The payments industry has become a fixture of modern commerce, though the players involved and means of exchange have dramatically shifted over time.
In particular, a party making a payment is referred to as a payer, with the payee reflecting the individual or entity receiving the payment.
Most commonly the basis of exchange involves fiat currency or legal tender, be it in the form of cash, credit or bank transfers, debit, or checks.
While typically associated with cash transfers, payments can also be made in anything of perceived value, be it stock or bartering – though this is far more limited today than it has been in the past.
The Largest Players in the Payments Industry
For most individuals, the payments industry is dominated currently by card companies such as Visa or Mastercard, which facilitate the use of credit or debit expenditures.
More recently, this industry has seen the rise of Peer-to-Peer (P2P) payments services, which have gained tremendous traction in Europe, the United States, and Asia, among other continents.
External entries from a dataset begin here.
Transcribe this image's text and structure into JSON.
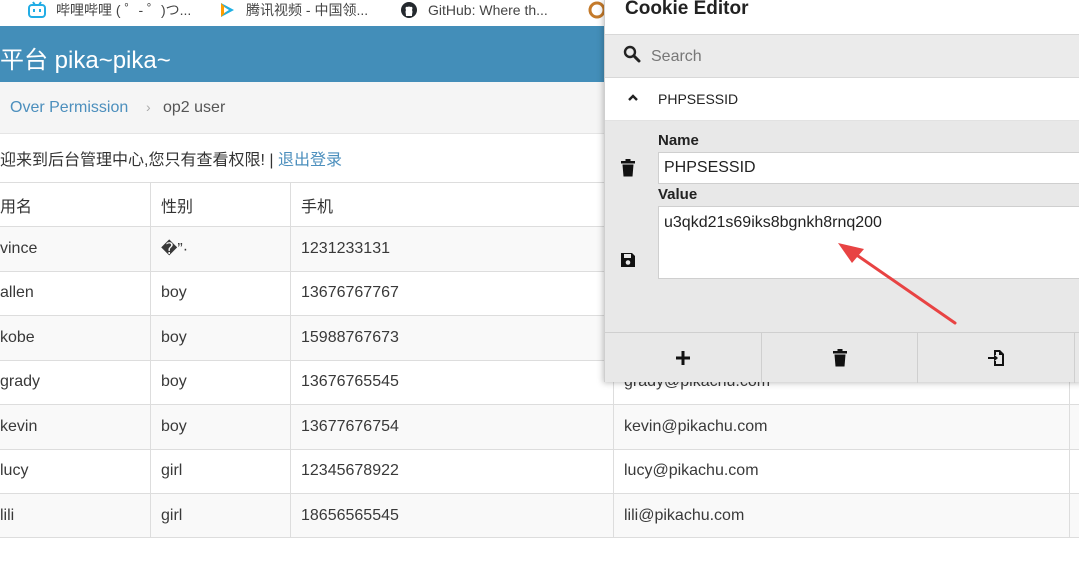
{
  "bookmarks": [
    {
      "label": "哔哩哔哩 ( ゜- ゜)つ...",
      "icon": "bilibili-icon"
    },
    {
      "label": "腾讯视频 - 中国领...",
      "icon": "tencent-video-icon"
    },
    {
      "label": "GitHub: Where th...",
      "icon": "github-icon"
    },
    {
      "label": "",
      "icon": "site-icon"
    }
  ],
  "site": {
    "title": "平台 pika~pika~",
    "header_color": "#438eb9"
  },
  "breadcrumb": {
    "item1": "Over Permission",
    "separator": "›",
    "item2": "op2 user"
  },
  "welcome": {
    "text": "迎来到后台管理中心,您只有查看权限! | ",
    "logout": "退出登录"
  },
  "table": {
    "headers": [
      "用名",
      "性别",
      "手机",
      "",
      ""
    ],
    "rows": [
      [
        "vince",
        "�”·",
        "1231233131",
        "",
        ""
      ],
      [
        "allen",
        "boy",
        "13676767767",
        "",
        ""
      ],
      [
        "kobe",
        "boy",
        "15988767673",
        "",
        ""
      ],
      [
        "grady",
        "boy",
        "13676765545",
        "grady@pikachu.com",
        ""
      ],
      [
        "kevin",
        "boy",
        "13677676754",
        "kevin@pikachu.com",
        ""
      ],
      [
        "lucy",
        "girl",
        "12345678922",
        "lucy@pikachu.com",
        ""
      ],
      [
        "lili",
        "girl",
        "18656565545",
        "lili@pikachu.com",
        ""
      ]
    ]
  },
  "cookie_editor": {
    "title": "Cookie Editor",
    "search_placeholder": "Search",
    "cookie_name": "PHPSESSID",
    "name_label": "Name",
    "name_value": "PHPSESSID",
    "value_label": "Value",
    "value_value": "u3qkd21s69iks8bgnkh8rnq200",
    "toolbar": [
      {
        "icon": "plus-icon",
        "label": "Add cookie"
      },
      {
        "icon": "trash-icon",
        "label": "Delete all"
      },
      {
        "icon": "import-icon",
        "label": "Import"
      }
    ]
  },
  "annotation_color": "#e84343"
}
One of the biggest parameters for payments is timing, which looms as a crucial element for execution.
By this metric, consumer demand incentivizes technology that prioritizes the fastest payment execution.
This can help explain the preference for debit and credit payments overtaking check or money orders, which in previous decades were much more commonly utilized.
A multi-billion-dollar industry, the payments space has seen some of the most innovation and advances in recent years as companies look to push contactless technology with faster execution times.